Former NRL player and current ambassador and mental health advocate Preston Campbell visited the region to deliver the workshop which aims to educate and reduce the stigma around mental health.
"I think rugby league at the moment is just trying to make a footprint and be a leader in this space," Campbell said.
"There are a lot of great organisations out there that are doing great work in it and rugby league is just trying to play their part in it and make that contribution back to the community.
"We found that a lot of the players and people involved in the game are struggling in this space so rugby league being rugby league, they can be central to a lot of great messages.
"A lot of people associate with the game and they allow the game into their lives."
A group of around 30 people attended the workshop, which was a mix of parents, club officials and players.
The session is just an introduction into what mental health might look like within rugby league clubs.
"We're not experts in the area," Campbell said.
"We do partner with experts but it's about giving people an idea of what maybe to look out for.
Campbell said it's important to keep talking about an issue which perhaps hasn't been talked about enough in the past.
"The more we talk about it, the more understanding there is around it, the more lives I think we can save," he said.
"It's not just about saving lives which is very important, it's about living a lifestyle where they can make a contribution to their community."
Campbell said it takes a lot of work, but he's hopeful of seeing the program make a difference in this area after seeing success in other areas the workshop has been held in.

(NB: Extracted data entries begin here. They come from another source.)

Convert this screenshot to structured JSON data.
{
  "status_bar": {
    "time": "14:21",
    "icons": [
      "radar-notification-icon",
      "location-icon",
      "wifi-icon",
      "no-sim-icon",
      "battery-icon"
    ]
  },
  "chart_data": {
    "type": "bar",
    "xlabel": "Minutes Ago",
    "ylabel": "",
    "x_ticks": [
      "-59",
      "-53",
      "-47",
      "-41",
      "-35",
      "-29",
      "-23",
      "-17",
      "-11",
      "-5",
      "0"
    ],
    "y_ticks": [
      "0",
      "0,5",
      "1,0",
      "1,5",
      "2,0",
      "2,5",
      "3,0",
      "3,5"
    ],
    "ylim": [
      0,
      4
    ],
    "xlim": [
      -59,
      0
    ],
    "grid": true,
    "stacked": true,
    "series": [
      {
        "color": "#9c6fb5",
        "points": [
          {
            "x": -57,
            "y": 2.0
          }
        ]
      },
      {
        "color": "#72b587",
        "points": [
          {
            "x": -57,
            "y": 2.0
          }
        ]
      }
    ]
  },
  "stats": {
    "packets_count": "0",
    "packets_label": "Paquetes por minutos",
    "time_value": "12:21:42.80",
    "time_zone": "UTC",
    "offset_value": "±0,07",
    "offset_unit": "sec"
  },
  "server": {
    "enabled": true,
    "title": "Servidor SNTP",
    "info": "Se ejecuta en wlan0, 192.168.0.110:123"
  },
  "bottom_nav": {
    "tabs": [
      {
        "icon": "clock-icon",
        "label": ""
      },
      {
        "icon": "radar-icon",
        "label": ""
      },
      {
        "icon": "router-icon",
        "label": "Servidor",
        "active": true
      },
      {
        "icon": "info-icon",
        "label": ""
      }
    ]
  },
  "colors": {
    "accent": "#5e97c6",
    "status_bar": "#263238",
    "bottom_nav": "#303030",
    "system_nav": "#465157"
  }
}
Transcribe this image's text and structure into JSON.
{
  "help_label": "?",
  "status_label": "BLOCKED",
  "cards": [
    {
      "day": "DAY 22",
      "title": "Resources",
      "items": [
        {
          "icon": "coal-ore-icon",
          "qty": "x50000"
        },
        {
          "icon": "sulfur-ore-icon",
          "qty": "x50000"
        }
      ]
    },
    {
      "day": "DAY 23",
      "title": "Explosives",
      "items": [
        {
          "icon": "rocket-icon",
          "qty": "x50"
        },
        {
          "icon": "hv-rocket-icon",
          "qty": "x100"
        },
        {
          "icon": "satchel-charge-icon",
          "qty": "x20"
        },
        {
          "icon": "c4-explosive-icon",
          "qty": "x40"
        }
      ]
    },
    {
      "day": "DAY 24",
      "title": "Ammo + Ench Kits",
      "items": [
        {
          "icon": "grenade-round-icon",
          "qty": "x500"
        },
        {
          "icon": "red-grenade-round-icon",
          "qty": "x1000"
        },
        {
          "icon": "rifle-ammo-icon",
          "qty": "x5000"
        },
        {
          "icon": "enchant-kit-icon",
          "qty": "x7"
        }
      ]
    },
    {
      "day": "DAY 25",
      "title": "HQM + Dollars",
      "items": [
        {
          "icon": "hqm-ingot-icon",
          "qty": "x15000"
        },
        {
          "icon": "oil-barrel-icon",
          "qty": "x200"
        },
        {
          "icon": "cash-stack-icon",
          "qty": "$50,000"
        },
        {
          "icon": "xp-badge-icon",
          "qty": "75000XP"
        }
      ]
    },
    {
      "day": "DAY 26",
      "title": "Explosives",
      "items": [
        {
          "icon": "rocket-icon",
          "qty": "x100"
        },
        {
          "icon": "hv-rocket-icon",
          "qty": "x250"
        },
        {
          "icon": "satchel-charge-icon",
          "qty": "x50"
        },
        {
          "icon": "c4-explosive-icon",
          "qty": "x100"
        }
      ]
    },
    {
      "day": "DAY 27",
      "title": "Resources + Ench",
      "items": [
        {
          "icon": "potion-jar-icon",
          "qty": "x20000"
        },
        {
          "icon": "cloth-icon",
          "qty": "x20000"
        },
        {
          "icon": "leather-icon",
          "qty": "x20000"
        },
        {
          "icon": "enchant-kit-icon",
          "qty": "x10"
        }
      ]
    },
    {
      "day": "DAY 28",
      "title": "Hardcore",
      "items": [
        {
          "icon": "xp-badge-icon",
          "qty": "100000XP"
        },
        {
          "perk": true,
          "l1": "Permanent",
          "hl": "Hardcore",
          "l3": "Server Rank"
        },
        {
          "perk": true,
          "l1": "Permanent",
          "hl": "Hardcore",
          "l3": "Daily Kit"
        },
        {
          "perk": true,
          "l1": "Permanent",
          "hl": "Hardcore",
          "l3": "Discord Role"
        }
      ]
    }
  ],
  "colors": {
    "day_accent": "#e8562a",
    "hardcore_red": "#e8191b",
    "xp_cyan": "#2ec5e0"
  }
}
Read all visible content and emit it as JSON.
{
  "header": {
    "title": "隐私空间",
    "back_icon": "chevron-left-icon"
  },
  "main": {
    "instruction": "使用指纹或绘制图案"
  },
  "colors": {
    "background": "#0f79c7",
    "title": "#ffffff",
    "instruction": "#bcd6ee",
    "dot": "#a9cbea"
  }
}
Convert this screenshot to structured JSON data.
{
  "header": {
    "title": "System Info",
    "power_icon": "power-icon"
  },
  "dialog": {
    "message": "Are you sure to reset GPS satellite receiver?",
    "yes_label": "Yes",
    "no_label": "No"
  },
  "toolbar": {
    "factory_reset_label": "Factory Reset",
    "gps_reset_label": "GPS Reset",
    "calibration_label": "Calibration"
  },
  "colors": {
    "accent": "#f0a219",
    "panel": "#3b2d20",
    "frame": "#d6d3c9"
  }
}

The workshop begins the conversation, after that it's up to the clubs to proceed further and continue to educate themselves.
"We talk about mental health, that word 'mental' scares people off," Campbell said.
"It's really difficult to get your foot in the door with anyone in the community but being associated with rugby league they allow that opportunity to get in.
Campbell knows it can be scary but it's just about starting the conversation.
"If you can push through that barrier of fear there's a life of education, a life of learning, one that will take you on a beautiful journey where you can benefit so many people and at the same time, live a fulfilling life.
"And that's really what it's all about."